Here is the evidence in the letter from the Secretary of State for War to my hon. Friend the Member for Dudley. In this letter are now revealed the facts about the three-year engagement which the Secretary of State introduced with such a blare of trumpets and such a hullabaloo as the solution to the problem of recruiting to the Armed Forces. He said it was intended to induce men to join and then agree to prolong their periods of National Service in order to build up the regular content of the Army. That plan has failed. It is now revealed that in the initially attractive period only 5 per cent. of the men have prolonged their engagements. Only 5 per cent. of those who have chosen to volunteer for three years instead of being called up for two years have prolonged their engagements, and, therefore, the Minister now finds that he is worse off.
We have a right to request that the Minister should publish to this House regularly the numbers of men prolonging their engagements, having signed on for three years in 1952. When the next Army Estimates debate takes place we want to be in possession of that information so that we may review what has taken place in the first year of this three-year engagement scheme. My hon. Friend the Member for Dudley suggested that if we were in possession of these facts we might be able to give to the Secretary of State for War some sort of Christmas present when the Army Estimates debate comes along.
Naturally, we expect that the figure will not fall as low as 5 per cent. in the future. If it does, the Army will be in the most deplorable position of a continuous decline in voluntary recruitment. Nevertheless, nobody can now expect to achieve what the Secretary of State described as a desirable figure—one-third of the men prolonging their engagements beyond three years. Nobody can think that there is any hope of that being achieved, and it certainly appears that the three-year engagement has failed to attract the additional number of man-years, if we can put it that way, to solve the problem.
This is a desperately serious matter because it means an increasing dependence upon conscript forces. At a time when we should be able to expect the dependence upon conscripts by the Army to be declining rapidly, we have a situation in which the Army has to lean more and more upon those who are called up and might even have to consider extend- ing the period of conscription because of the lack of voluntary recruits. Surely there should now be from the new Minister of Defence a response to the plea of the Opposition that this whole matter ought to be discussed and investigated exhaustively by a Select Committee of the House. We had an extremely successful Select Committee on the administration of the Army.
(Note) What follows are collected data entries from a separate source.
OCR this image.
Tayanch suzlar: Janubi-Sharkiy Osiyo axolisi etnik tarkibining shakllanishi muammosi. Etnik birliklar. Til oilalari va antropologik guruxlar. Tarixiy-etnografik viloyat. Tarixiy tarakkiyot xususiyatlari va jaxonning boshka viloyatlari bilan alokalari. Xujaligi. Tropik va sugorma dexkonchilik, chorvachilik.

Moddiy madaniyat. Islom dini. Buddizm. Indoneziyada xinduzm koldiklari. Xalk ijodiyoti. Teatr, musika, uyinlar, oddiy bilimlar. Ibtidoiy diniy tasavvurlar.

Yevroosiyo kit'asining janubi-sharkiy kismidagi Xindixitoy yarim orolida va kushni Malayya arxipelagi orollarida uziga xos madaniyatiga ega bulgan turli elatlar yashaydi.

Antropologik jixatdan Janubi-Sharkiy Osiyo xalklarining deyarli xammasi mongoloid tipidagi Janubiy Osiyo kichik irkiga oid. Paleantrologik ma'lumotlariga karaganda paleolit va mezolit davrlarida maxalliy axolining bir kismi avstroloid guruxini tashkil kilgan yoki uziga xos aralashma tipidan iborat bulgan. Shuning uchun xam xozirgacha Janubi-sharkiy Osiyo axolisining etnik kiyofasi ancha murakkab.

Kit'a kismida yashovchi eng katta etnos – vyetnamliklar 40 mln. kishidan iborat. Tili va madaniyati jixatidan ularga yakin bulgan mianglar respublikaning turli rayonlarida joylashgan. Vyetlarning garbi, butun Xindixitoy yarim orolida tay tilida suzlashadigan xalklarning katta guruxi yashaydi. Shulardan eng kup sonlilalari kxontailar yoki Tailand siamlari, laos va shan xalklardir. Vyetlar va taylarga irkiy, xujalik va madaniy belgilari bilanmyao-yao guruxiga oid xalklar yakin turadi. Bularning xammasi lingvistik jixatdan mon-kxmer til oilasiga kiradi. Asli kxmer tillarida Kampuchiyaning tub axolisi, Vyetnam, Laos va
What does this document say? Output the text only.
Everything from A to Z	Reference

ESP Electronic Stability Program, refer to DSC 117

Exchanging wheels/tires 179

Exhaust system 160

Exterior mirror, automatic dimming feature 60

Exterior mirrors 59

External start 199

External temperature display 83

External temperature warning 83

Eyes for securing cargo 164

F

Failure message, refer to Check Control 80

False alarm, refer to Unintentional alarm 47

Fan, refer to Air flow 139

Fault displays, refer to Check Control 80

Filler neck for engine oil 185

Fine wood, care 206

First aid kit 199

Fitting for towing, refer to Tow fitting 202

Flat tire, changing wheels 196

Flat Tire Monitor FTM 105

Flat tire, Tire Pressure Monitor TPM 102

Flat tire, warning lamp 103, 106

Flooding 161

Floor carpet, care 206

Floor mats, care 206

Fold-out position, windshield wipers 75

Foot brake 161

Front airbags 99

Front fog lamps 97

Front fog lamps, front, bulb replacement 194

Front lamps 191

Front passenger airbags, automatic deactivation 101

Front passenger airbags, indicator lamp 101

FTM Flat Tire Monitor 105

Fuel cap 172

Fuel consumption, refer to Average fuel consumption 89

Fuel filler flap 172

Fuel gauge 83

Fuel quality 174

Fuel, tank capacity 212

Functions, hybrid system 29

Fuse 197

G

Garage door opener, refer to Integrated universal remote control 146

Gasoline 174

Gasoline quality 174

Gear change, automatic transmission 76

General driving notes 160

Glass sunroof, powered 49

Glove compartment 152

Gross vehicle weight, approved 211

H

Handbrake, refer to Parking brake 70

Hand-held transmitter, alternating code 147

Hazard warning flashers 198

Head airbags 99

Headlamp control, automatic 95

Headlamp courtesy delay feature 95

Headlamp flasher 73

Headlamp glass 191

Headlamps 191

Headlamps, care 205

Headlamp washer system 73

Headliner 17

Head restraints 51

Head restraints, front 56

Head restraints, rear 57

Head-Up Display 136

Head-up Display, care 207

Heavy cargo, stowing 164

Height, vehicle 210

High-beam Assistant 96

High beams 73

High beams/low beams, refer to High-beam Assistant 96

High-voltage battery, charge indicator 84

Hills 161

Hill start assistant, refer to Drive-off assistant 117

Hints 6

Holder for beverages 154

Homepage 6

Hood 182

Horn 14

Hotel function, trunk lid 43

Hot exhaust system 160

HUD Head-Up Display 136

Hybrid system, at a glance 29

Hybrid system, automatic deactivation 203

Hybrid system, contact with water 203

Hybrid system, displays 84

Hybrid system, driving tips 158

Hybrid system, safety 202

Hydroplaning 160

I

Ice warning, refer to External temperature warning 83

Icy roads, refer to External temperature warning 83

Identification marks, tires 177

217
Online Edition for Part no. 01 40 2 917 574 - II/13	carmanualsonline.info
We had to do a good deal of work to persuade the Secretary of State that that was a desirable thing, but it was a great success which was welcomed on all sides.
So many of the arguments for the two years period of National Service have now gone by the board; they are completely hollow arguments and totally unconvincing to the people of the country. Now that we have one more example of the Government's deplorable failure to attract sufficient recruits to the Regular Army, surely it is apparent that before we enter into extremely partisan conflict on the matter a body should be set up by the House to go into the whole question of the Government's manpower policy for the forces, examining all the aspects of our commitments, all the arguments for reserves and the balance between volunteers and conscripts in the Armed Forces, so that we may carry out what is the responsibility of Parliament—the exercise of proper democratic control over the Armed Forces.